I really don't understand why we need surface and line integrals when we can already integrate on Lebesgue measurable subsets of $\mathbb{R}^3$. Aren't surfaces and curves Lebesgue measurable sets?
I will write here exactly how surface integrals and line integrals were defined to me because I suspect that my lecturer doesn't take the canonical approach (see this other question of mine about the notation for an inner product that I am going to use and that he uses).
A (space) curve $\gamma$ is a $C^1$ class function defined on some compact set $[a, b]\subset \mathbb{R}$ that takes values in $\mathbb{R}^3$, i.e. $\gamma:[a, b]\to \mathbb{R}^3$ is a $C^1$ class function putting words into notation. We say that a function $F:\gamma([a, b])\to \mathbb{R}^3$ is integrable on $\gamma$ if the function $(F\circ \gamma | \gamma')_{\mathbb{R}^3}:[a, b]\to \mathbb{R}$ is $\lambda_1$-integrable on [a, b], where $\lambda_1$ is the Lebesgue measure on $[a, b]$ (so the one dimensional Lebesgue measure, hence the $1$).

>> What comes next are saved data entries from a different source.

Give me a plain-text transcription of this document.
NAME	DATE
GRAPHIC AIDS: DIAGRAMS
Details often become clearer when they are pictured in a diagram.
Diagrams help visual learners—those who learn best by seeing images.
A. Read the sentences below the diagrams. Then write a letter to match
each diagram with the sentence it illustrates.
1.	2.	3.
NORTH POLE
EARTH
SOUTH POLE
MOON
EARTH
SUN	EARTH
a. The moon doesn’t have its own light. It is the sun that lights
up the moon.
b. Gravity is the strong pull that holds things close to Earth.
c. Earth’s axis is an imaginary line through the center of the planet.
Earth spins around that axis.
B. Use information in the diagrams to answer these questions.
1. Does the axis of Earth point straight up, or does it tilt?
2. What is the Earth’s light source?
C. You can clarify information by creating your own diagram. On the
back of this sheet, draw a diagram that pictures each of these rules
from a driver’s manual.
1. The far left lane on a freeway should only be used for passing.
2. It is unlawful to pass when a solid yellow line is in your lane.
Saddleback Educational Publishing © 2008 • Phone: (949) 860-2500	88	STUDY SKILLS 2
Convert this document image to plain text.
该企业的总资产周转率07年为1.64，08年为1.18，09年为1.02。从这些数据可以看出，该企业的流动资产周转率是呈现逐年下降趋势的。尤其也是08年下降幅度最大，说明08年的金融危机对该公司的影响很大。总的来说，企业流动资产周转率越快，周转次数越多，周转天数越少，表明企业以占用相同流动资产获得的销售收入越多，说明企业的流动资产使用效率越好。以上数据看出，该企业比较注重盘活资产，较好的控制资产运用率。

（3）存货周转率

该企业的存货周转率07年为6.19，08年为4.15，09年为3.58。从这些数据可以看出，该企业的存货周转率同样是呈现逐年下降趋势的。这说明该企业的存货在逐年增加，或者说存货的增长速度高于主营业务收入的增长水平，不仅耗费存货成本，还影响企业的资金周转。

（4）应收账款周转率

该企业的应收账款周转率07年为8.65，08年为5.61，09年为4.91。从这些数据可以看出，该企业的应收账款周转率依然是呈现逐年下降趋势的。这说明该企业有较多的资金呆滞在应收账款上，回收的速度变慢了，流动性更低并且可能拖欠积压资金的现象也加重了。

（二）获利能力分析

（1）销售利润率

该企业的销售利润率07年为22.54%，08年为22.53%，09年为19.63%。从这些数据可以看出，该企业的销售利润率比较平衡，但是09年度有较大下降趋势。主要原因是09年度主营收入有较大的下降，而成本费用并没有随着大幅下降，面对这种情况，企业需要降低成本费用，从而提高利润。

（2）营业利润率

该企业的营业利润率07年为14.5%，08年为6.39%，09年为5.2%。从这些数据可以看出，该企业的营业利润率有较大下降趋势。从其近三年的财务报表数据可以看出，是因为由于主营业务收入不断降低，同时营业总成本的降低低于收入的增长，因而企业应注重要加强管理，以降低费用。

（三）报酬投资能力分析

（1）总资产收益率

In this case, we define $$\int_{\gamma}(F|dl)_{\mathbb{R}^3}=\int_{[a,b]}(F\circ \gamma | \gamma')d\lambda_1.$$
Similarly, a surface in $\mathbb{R}^3$ is a $C^1$ class function $\sigma:[a_1, b_1]\times [a_2, b_2]\to \mathbb{R}^3$ and we say that a function $F:\sigma([a_1, b_1]\times[a_2, b_2])\to \mathbb{R}^3$ is integrable on $\sigma$ if $(F\circ \sigma | \frac{\partial \sigma}{\partial u}\times \frac{\partial \sigma}{\partial v}):[a_1, b_1]\times [a_2, b_2]\to \mathbb{R}$ is $\lambda_2$-integrable on $[a_1, b_1]\times[a_2, b_2]$ (here $\lambda_2$ is the Lebesgue measure on $\mathbb{R}^2$). In this case, we define $$\int_{\sigma}(F|ds)_{\mathbb{R}^3}=\int_{\sigma}\left(F\circ \sigma | \frac{\partial \sigma}{\partial u}\times \frac{\partial \sigma}{\partial v}\right)_\mathbb{R}^3 d\lambda_2.$$
What I don't get is why we need these definitions to integrate on, say, $\gamma$. Basically, won't $\gamma([a, b])\subset \mathbb{R}^3$ be Lebesgue measurable because it is a compact set (it is the continuous image of a compact set)? Don't I just know already how to integrate on $\gamma([a, b])$ since I know how to do Lebesgue integrals? The definition given by my professor actually looks like some kind of change of variable to me, i.e. I believe that we can in fact write $\displaystyle \int_{\gamma([a, b])}F(x, y, z) dxdydz$ without any further ado and he just makes the change of variable $(x, y, z)=\gamma(t)$, giving him that this equals $\displaystyle \int_{[a,b]}(F\circ \gamma | \gamma')d\lambda_1$, and he just decides to call this the definition of the integral on $\gamma$ purely for computational convenience, even though the notion is allready well defined. Am I correct? This is purely intuitive, I haven't learned the change of variable for the Lebesgue integral. I don't really see any other point in calling this a definition if we are using the Lebesgue measure and our curves and surfaces are $C^1$ so that we can make different changes of variable. If we were to use Riemann integrals instead of Lebesgue integrals, I think that we indeed need to define what it means to integrate on some curve $\gamma$ or some surface $\sigma$ simply because compact sets are not necessarily Jordan measurable (and as far as I am concerned we can't really do Riemann integrals on sets that are not Jordan mesurable even if they are bounded – this is simply because we will end up with some continuous functions not being integrable and this is definitely not something we want). So yeah, in that case we would be integrating on some "new" sets, but in my setting I don't really see the point.
EDIT: I should also say that I am basically assuming some regularity on $F$, i.e. that it is Lebesgue integrable, but this feels natural.
Best Answer
If we have a surface like the sphere $S^2$ in $\mathbb{R}^3$ then it is compact and therefore measureable. But $S^2$ has Lebesgue measure $0$, i.e. $\lambda_3(S^2) = 0$ because $\lambda_3(S^2) = \lambda_3(\cap_{\delta > 0}\bar B_{1+\delta} \setminus B_{1-\delta}) = \lim_{\delta \to 0} \lambda_3(\bar B_{1+\delta} \setminus B_{1-\delta})) = \lim_{\delta \to 0} \frac{4}{3} \pi((1+\delta)^3 - (1-\delta)^3) = 0$. Hence every integral $\int_{S^2}f dx$ would be $0$, and that is not what we want when we integrate over a surface.